For instance, the campaign for unified resistance of public-sector workers to the 2% limit seemed to have been dissipated by the prevarications of trade union leaders such as Dave Prentis of Unison and Steve Sinnott. But the RMT and the POA struggles have now transformed the situation. Unison’s local government members have voted to reject the revised 2.475% offer and have demanded £6 an hour and are organising an industrial action ballot. The PCS is also involved in similar consultation ballots on conditions and pay. Even union leaders like Prentis and Sinnott are now under pressure to join in. All the public-sector unions should immediately declare that they are going to organise common action against the arbitrary 2% limit. If this limit is accepted against the background of an increase in prices of at least 6% – bread, meat and milk are all rising in price and mortgage repayments are up – it would mean a cut and a substantial one in living standards, particularly for the poorest sections of the working class.
Hutton tries to argue that dissatisfaction over pay and conditions is merely restricted to the public sector because those in private industry are increasingly enjoying "vitalist lives" and a "good work agenda". But even here, workers have fought for and achieved increases in pay through union strength well over the 2% limit. Also, nuclear scientists and technicians have just won a 3.9% pay rise, nearly twice the maximum set by Brown. This is the music of the future not the outmoded 19th century philosophy of class collaboration, which the right-wing trade union leaders together with Gordon Brown and New Labour pursue.
No hope should now be placed in the Labour Party under his stewardship as he has made it abundantly clear that he stands on the side of the employers and the capitalists. He has shamefully invoked the figure of Thatcher, like Blair before him, as a ’conviction’ politician, like himself!

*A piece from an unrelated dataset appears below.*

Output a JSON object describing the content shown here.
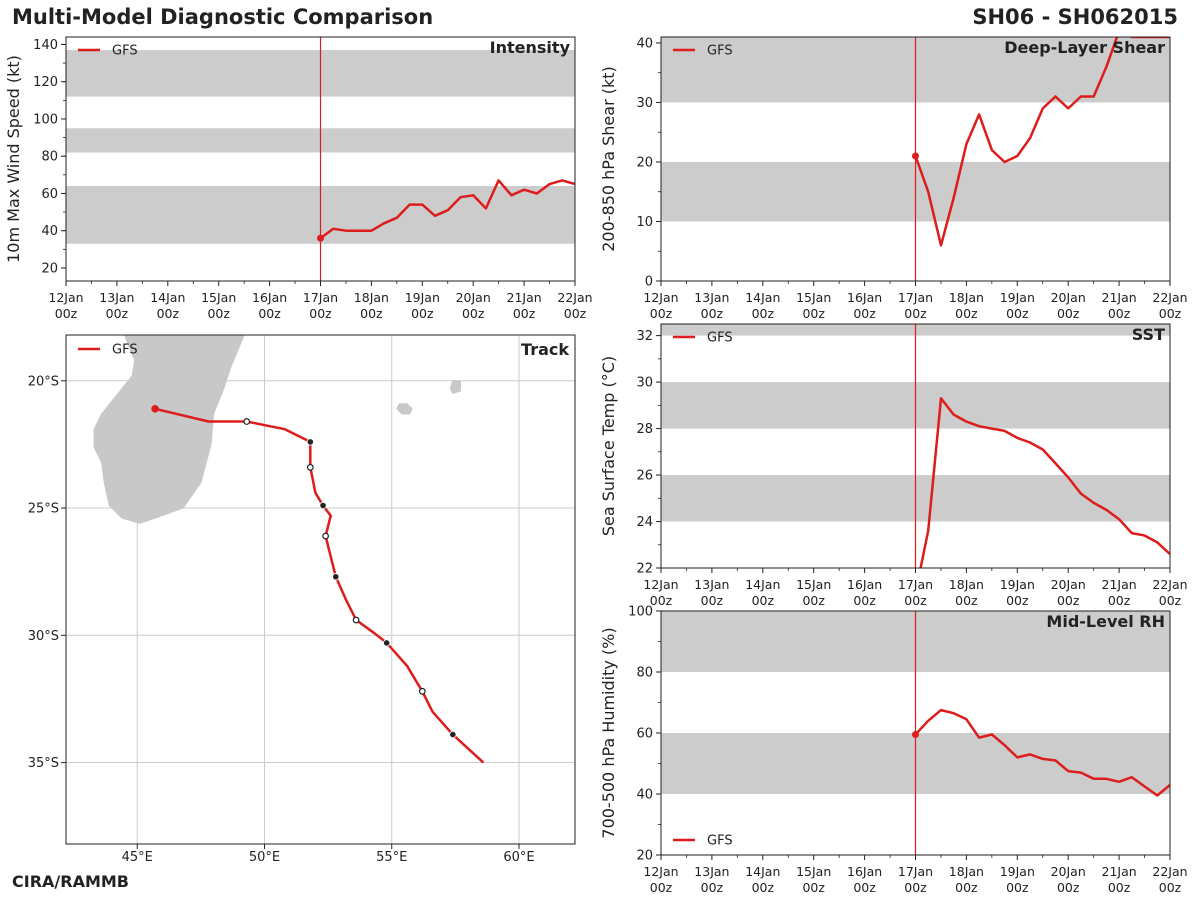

Socialist convictions, on which the labour movement is founded, would be welcome. But he is a ’convinced’ advocate of capitalism, moreover in its brutal neo-liberal phase, of attacks on the living standards of working-class people. He has also invited "consultation" from reactionary Tories like Mercer. Observer correspondent Andrew Rawnsley compares this approach of recruiting dissident Tories to New Labour as a new version of the film "Invasion of the Body Snatchers". If Brown gets his way, "contemporary motions" – issues that deal with the real lives of working people – will also be relegated from Labour Party conferences to private sessions of the machine-dominated National Policy Forum, where the unions enjoy only 16% of the votes.
A renewed, combative trade union movement – emulating what has been done by the RMT, POA and the PCS which have increased in membership through struggle – and a new mass workers’ party are needed. Hutton urges Bob Crow and the labour movement to abandon the "socialist project to transform the ownership and control of capital and capitalism". His model is Deng Xiaoping and the Chinese Communist Party’s embrace of capitalism. But while China has experienced some economic fireworks, based on massive foreign direct investment, it has been at the expense of the working class through super-exploitation. This has led to a massive wealth disparity and an army of poor greater in numbers than in the whole of Africa. Along the road advocated by Hutton, Brown and the tame trade union leaders who follow them is the worsening of conditions of the working class. The RMT, the POA, the PCS and the National Shop Stewards Network, linked to the idea of a new mass workers’ party, represent the future for working-class people.